Ilustrasi berikut cukup
membantu untuk lebih membuat para pembaca memahami esensi “senasib” serta
perannya dalam “menghibur diri”—manusia memang makhluk yang irasional—yakni
semisal dalam sebuah bencana alam atau tragedi kemanusiaan, korbannya hanyalah
kita seorang diri atau hanyalah keluarga kita, maka itu menjadi tragedi atau menyerupai
sebuah petaka. Akan tetapi, ketika jumlahnya masif, itu tereduksi menjadi
sebuah “statistik” belaka, kata seorang tokoh. Suka atau tidak suka, harus kita
akui kebijakan ataupun tindakan negara lewat pemerintahan yang berkuasa pun turut
“memancing di air keruh” berupa daya pikir irasional warga-masyarakatnya.
Ambil contoh dalam sebuah
insiden yang hanya menewaskan anggota keluarga Anda, maka jangan Anda asumsikan
pihak-pihak yang datang melayat akan merasa turut prihatin dan berduka meski
mereka memasang wajah dan nada suara turut prihatin—mereka sebetulnya datang
untuk menghibur diri mereka sendiri, bahwa “betapa beruntungnya kami, tidak
bernasib serupa”. Yang berduka hanyalah anggota keluarga yang ditinggal pergi
oleh almarhum, serta kreditornya yang belum dilunasi, tentunya. Akan tetapi,
ketika insiden berdarah yang terjadi begitu meluas dan sistematik, katakanlah semacam
genosida, dimana korban jiwanya begitu masif, maka anggota keluarga yang
ditinggalkan oleh para almarhum akan membentuk “paguyuban korban tragedi peristiwa
anu”, saling berbagi suka dan duka bersama para keluarga lain yang anggota
keluarganya juga sama-sama menjadi korban dalam peristiwa insiden yang sama
maupun yang serupa.
Contoh, dalam kasus “fraud” Jiwasraya, dimana korbannya
begitu masif dengan total kerugian para nasabah yang terbilang tidak sedikit,
ataupun seperti kasus korban ribuan jemaah yang tertipu oleh “Skema Piramida
Ponzi” FIRST TRAVEL atau penipuan-penipuan lain serupa, sekalipun masing-masing
korban merasa begitu dirugikan, namun mereka dapat “menghibur diri”, bahwa
korbannya bukanlah mereka seorang diri. Ada yang senasib dengan kami, begitulah
mereka akan membatin.
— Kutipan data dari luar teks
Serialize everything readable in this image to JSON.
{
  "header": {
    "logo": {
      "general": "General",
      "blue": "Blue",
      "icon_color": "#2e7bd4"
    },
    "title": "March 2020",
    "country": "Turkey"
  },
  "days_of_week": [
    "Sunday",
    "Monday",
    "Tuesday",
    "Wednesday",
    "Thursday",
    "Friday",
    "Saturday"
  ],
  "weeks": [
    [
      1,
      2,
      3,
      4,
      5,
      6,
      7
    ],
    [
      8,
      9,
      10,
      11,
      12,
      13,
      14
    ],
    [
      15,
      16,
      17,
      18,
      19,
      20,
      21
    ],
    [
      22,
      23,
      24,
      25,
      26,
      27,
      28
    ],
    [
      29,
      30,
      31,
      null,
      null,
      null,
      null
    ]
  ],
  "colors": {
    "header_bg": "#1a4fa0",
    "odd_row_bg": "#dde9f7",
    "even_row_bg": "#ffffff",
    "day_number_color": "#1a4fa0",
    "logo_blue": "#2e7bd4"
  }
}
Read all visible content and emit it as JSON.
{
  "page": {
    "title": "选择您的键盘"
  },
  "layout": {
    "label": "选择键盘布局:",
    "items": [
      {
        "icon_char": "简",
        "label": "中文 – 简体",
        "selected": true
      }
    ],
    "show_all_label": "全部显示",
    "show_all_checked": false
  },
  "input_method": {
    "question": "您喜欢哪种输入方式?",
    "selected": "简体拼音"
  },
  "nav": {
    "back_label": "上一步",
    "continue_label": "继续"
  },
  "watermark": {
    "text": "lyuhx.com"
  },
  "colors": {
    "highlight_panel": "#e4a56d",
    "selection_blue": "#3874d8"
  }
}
Akan tetapi ketika korbannya hanya terdapat satu orang, masyarakat
pun akan tetap menghibur dirinya, dengan membatin : “Setidaknya bukan kami korbannya, betapa kami patut untuk bersyukur.”
Dapat kita jumpai sendiri
liputan pemberitaan, dimana reporter mewawancarai masyarakat yang sekalipun
kediamannya rusak akibat gempa bumi yang hebat mengguncang satu kawasan dimana dampaknya
pemukiman-pemukiman penduduk yang ada menjadi rusak, akan tetapi penduduk lokal
yang diwawancarai masih tergolong “cukup beruntung” karena masih selamat nyawa
dan anggota tubuh maupun anggota keluarganya masih lengkap, berkata dengan nada
penuh syukur dalam liputan tersebut : “Alhamdullilah,
saya dan keluarga selamat dalam bencana alam hebat ini.”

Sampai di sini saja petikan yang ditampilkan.